Brain research gets a new nerve center at Allen Institute headquarters

SEATTLE — Some of the best science here gets done in the coffee line.

You can insert your Starbucks jokes here. But when the Allen Institute, a nonprofit dedicated to neuroscience and cell biology, set about designing a new, $200 million building, CEO Allan Jones deliberately chose to consolidate the coffee area in one spot. And to put in just four coffee machines for 300 employees.

That way, everyone has to get out of their cubicle and mix.

That’s just one of the quirky design features in the new headquarters, which is hosting a science showcase this week as an informal grand opening.

To further push scientists out of their silos — and encourage a lively exchange of ideas — the Institute has scrambled its seating plan.

“Your cubicle, if you are a software developer, might be next to an electrophysiologist, who might be next to a gene jock, who might be next to a neuroanatomist,” Jones said. “The design of this building was meant to carry that mixing through in very interesting ways.”

The Allen Institute needs to have all hands on deck to reach its ambitious goals. Microsoft cofounder Paul Allen started the brain science wing of the institute in 2003, and has committed more than $500 million of his fortune to creating open-source tools to advance neuroscience.

Late last year, Allen also launched the cell science division, with another $100 million commitment, as a place to probe the fundamental units of life. The goal is to produce a 3-D model of the cell that could help scientists predict how a drug will work with our inner biology, just as computer models can predict how an airplane will fly.

The grand challenge is creating what Jones calls “a periodic table of the brain.” It’s essentially a parts list for all the cells, with a basic description of what they do.

Before opening the new headquarters, the institute sprawled across four buildings in Seattle’s Fremont neighborhood. That made communication more difficult. The new space, overlooking Lake Union, is closer to downtown and consolidates most research in one spot, though the institute’s artificial intelligence work still takes place in a separate office. It will also allow them to expand from a current staff of about 300 to roughly 500 in the coming years.

The new building is a curious thing. It stands six stories tall and takes up a full 1.2-acre city block.

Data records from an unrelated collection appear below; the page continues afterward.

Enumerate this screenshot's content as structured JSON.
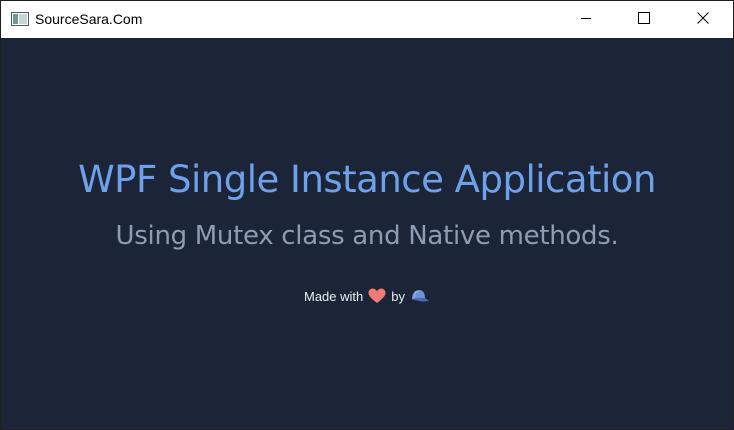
{
  "window": {
    "title": "SourceSara.Com",
    "app_icon": "window-app-icon",
    "controls": {
      "minimize_icon": "minimize-icon",
      "maximize_icon": "maximize-icon",
      "close_icon": "close-icon"
    }
  },
  "main": {
    "heading": "WPF Single Instance Application",
    "subheading": "Using Mutex class and Native methods.",
    "credit": {
      "made_with": "Made with",
      "heart_icon": "heart-icon",
      "by": "by",
      "author_icon": "cap-icon"
    }
  },
  "colors": {
    "background": "#1c2538",
    "heading": "#6ea0ec",
    "subheading": "#8e9cb4",
    "credit_text": "#e8ecf2",
    "heart": "#f07a76",
    "cap": "#6f8fd8"
  }
}
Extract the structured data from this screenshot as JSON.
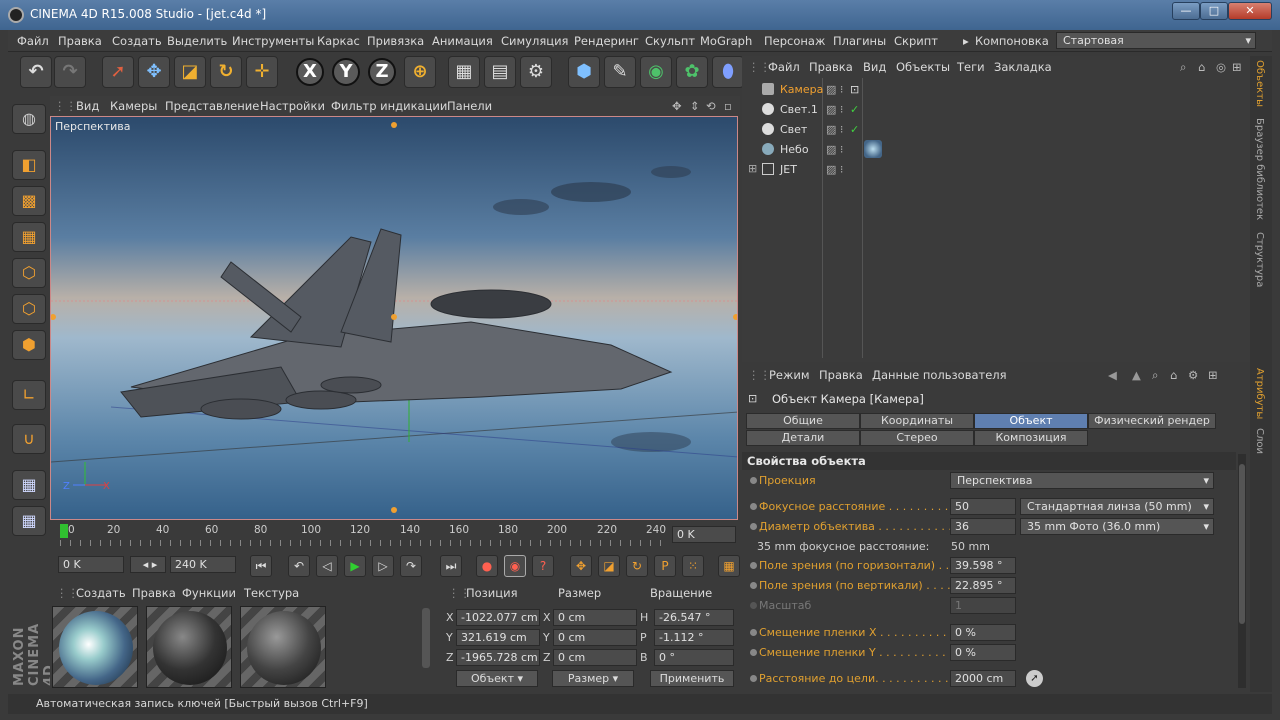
{
  "window": {
    "title": "CINEMA 4D R15.008 Studio - [jet.c4d *]",
    "min": "—",
    "max": "□",
    "close": "✕"
  },
  "menu": [
    "Файл",
    "Правка",
    "Создать",
    "Выделить",
    "Инструменты",
    "Каркас",
    "Привязка",
    "Анимация",
    "Симуляция",
    "Рендеринг",
    "Скульпт",
    "MoGraph",
    "Персонаж",
    "Плагины",
    "Скрипт"
  ],
  "layout": {
    "label": "Компоновка",
    "value": "Стартовая"
  },
  "viewport": {
    "menu": [
      "Вид",
      "Камеры",
      "Представление",
      "Настройки",
      "Фильтр индикации",
      "Панели"
    ],
    "label": "Перспектива"
  },
  "timeline": {
    "ticks": [
      "0",
      "20",
      "40",
      "60",
      "80",
      "100",
      "120",
      "140",
      "160",
      "180",
      "200",
      "220",
      "240"
    ],
    "current": "0 K"
  },
  "transport": {
    "start": "0 K",
    "end": "240 K"
  },
  "materials": {
    "menu": [
      "Создать",
      "Правка",
      "Функции",
      "Текстура"
    ]
  },
  "coords": {
    "headers": [
      "Позиция",
      "Размер",
      "Вращение"
    ],
    "rows": [
      {
        "axis": "X",
        "pos": "-1022.077 cm",
        "size_axis": "X",
        "size": "0 cm",
        "rot_axis": "H",
        "rot": "-26.547 °"
      },
      {
        "axis": "Y",
        "pos": "321.619 cm",
        "size_axis": "Y",
        "size": "0 cm",
        "rot_axis": "P",
        "rot": "-1.112 °"
      },
      {
        "axis": "Z",
        "pos": "-1965.728 cm",
        "size_axis": "Z",
        "size": "0 cm",
        "rot_axis": "B",
        "rot": "0 °"
      }
    ],
    "mode1": "Объект",
    "mode2": "Размер",
    "apply": "Применить"
  },
  "objects": {
    "menu": [
      "Файл",
      "Правка",
      "Вид",
      "Объекты",
      "Теги",
      "Закладка"
    ],
    "items": [
      {
        "name": "Камера",
        "color": "#f0a030"
      },
      {
        "name": "Свет.1",
        "color": "#dddddd"
      },
      {
        "name": "Свет",
        "color": "#dddddd"
      },
      {
        "name": "Небо",
        "color": "#dddddd"
      },
      {
        "name": "JET",
        "color": "#dddddd"
      }
    ]
  },
  "attributes": {
    "menu": [
      "Режим",
      "Правка",
      "Данные пользователя"
    ],
    "object_title": "Объект Камера [Камера]",
    "tabs_row1": [
      "Общие",
      "Координаты",
      "Объект",
      "Физический рендер"
    ],
    "tabs_row2": [
      "Детали",
      "Стерео",
      "Композиция"
    ],
    "section": "Свойства объекта",
    "props": {
      "projection_label": "Проекция",
      "projection": "Перспектива",
      "focal_label": "Фокусное расстояние . . . . . . . . .",
      "focal": "50",
      "focal_preset": "Стандартная линза (50 mm)",
      "aperture_label": "Диаметр объектива . . . . . . . . . . .",
      "aperture": "36",
      "aperture_preset": "35 mm Фото (36.0 mm)",
      "equiv_label": "35 mm фокусное расстояние:",
      "equiv": "50 mm",
      "fovh_label": "Поле зрения (по горизонтали) . . . .",
      "fovh": "39.598 °",
      "fovv_label": "Поле зрения (по вертикали) . . . . .",
      "fovv": "22.895 °",
      "zoom_label": "Масштаб",
      "zoom": "1",
      "shiftx_label": "Смещение пленки X . . . . . . . . . . . .",
      "shiftx": "0 %",
      "shifty_label": "Смещение пленки Y . . . . . . . . . . . .",
      "shifty": "0 %",
      "target_label": "Расстояние до цели. . . . . . . . . . . .",
      "target": "2000 cm"
    }
  },
  "sidestrip": [
    "Объекты",
    "Браузер библиотек",
    "Структура",
    "Атрибуты",
    "Слои"
  ],
  "status": "Автоматическая запись ключей [Быстрый вызов Ctrl+F9]",
  "brand": "MAXON CINEMA 4D"
}
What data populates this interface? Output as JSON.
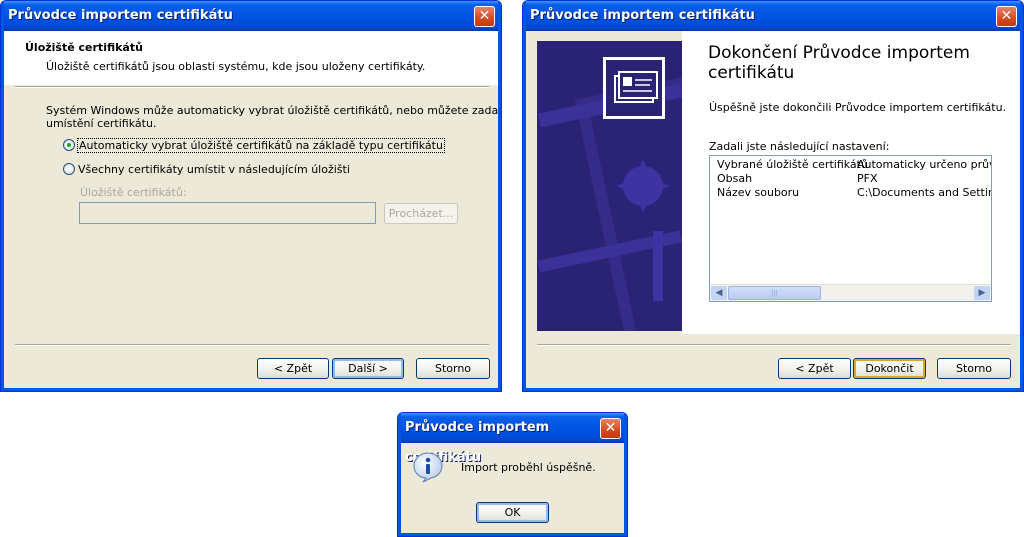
{
  "dialog1": {
    "title": "Průvodce importem certifikátu",
    "heading": "Úložiště certifikátů",
    "subheading": "Úložiště certifikátů jsou oblasti systému, kde jsou uloženy certifikáty.",
    "body_line1": "Systém Windows může automaticky vybrat úložiště certifikátů, nebo můžete zadat",
    "body_line2": "umístění certifikátu.",
    "radio_auto": "Automaticky vybrat úložiště certifikátů na základě typu certifikátu",
    "radio_manual": "Všechny certifikáty umístit v následujícím úložišti",
    "store_label": "Úložiště certifikátů:",
    "store_value": "",
    "browse_label": "Procházet...",
    "back_label": "< Zpět",
    "next_label": "Další >",
    "cancel_label": "Storno"
  },
  "dialog2": {
    "title": "Průvodce importem certifikátu",
    "heading_line1": "Dokončení Průvodce importem",
    "heading_line2": "certifikátu",
    "success_text": "Úspěšně jste dokončili Průvodce importem certifikátu.",
    "settings_label": "Zadali jste následující nastavení:",
    "settings": [
      {
        "name": "Vybrané úložiště certifikátů",
        "value": "Automaticky určeno průvodc"
      },
      {
        "name": "Obsah",
        "value": "PFX"
      },
      {
        "name": "Název souboru",
        "value": "C:\\Documents and Settings\\"
      }
    ],
    "back_label": "< Zpět",
    "finish_label": "Dokončit",
    "cancel_label": "Storno"
  },
  "dialog3": {
    "title": "Průvodce importem certifikátu",
    "message": "Import proběhl úspěšně.",
    "ok_label": "OK"
  },
  "icons": {
    "info": "info-icon",
    "close": "close-icon",
    "certificate": "certificate-icon"
  },
  "colors": {
    "titlebar": "#0054e3",
    "dialog_bg": "#ece9d8",
    "banner": "#2a2273",
    "close": "#d6491e"
  }
}
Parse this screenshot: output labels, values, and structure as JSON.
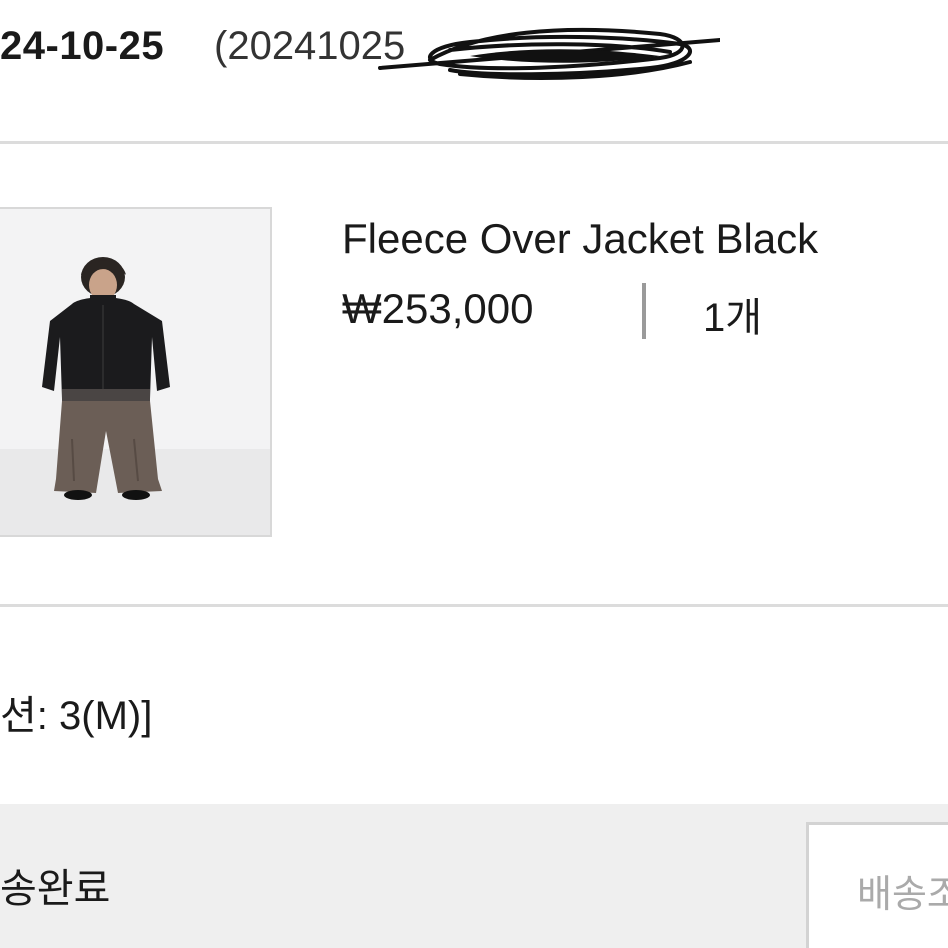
{
  "order": {
    "date": "24-10-25",
    "number_visible": "(20241025"
  },
  "product": {
    "name": "Fleece Over Jacket Black",
    "price": "₩253,000",
    "quantity": "1개",
    "image_alt": "Fleece Over Jacket Black"
  },
  "option": {
    "text": "션: 3(M)]"
  },
  "footer": {
    "status": "송완료",
    "tracking_button_label": "배송조"
  },
  "colors": {
    "divider": "#dcdcdc",
    "footer_bg": "#efefef",
    "button_text": "#aaaaaa"
  }
}
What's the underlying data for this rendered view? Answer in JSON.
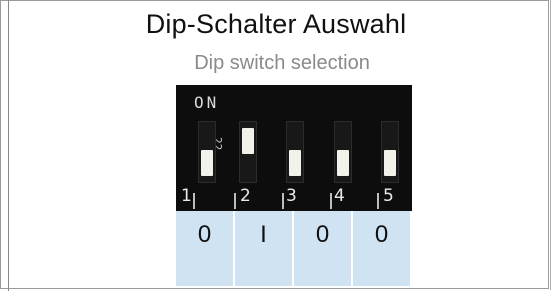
{
  "title": "Dip-Schalter Auswahl",
  "subtitle": "Dip switch selection",
  "switch": {
    "on_label": "ON",
    "side_marking": "22",
    "positions": [
      "1",
      "2",
      "3",
      "4",
      "5"
    ]
  },
  "values": [
    "0",
    "I",
    "0",
    "0"
  ]
}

The footprint is oddly shaped, resembling, some staffers joke, the Millennium Falcon of Star Wars fame.

Rather than jam a square box onto that strange footprint, the Institute tried to maximize every square foot it had.

The architects created a central atrium filled with natural light, with open stairways spiraling up every floor. Like a blooming rose, each floor has a “petal” in it, an impromptu gathering place at the top of a stairwell with a whiteboard and some chairs. That’s designed to allow people to have meetings on the fly.

The inside of the labs are equally well-outfitted. Two-photon microscopy machines allow them to see which brain cells are firing, in real time, in awake animals. They’ve developed genetically modified mice that can be used to probe exactly what certain genes and neural circuits do. And a new recruit from Stanford University, Stephen Smith, is bringing along array tomography technology that allows for detailed staining of brain samples so scientists can look at the structure of synapses, or connections between neurons. 

Many neuroscientists have come to use the Allen Institute’s anatomical brain maps as part of their everyday research. “My team uses the Allen Brain Atlas on a regular basis and we trust the data,” said Jim Olson, a pediatric brain cancer researcher at the Fred Hutchinson Cancer Research Center. “For the entire neuroscience field, it has proven to be extremely valuable … I hope that the move [to the new building] facilitates collaboration, which has not always been easy.”

The institute collaborates with local neurosurgery units to collect precious pieces of human brain tissue removed during surgery. Mouse brains don’t last long, but human brain tissue can be kept alive for as long as five days in the lab for testing, Jones said. Surgeons may consider the discarded tissue medical waste. “But great science can be done from it,” he said.

Like most basic science, it’s hard to say where it all will lead. The Allen Institute has generated some surprising research results of late. In this month’s issue of Nature Neuroscience, for example, scientists reported that, despite the anatomical complexity of the brain and the variation in the 20,000 genes of the human genome, most differences in brain function can be explained by the expression patterns of just 32 genes.

How exactly those genes work to produce the wide range of minds around us is still far from clear. But maybe, at some point, a coffee line conversation will lead to the next flash of insight.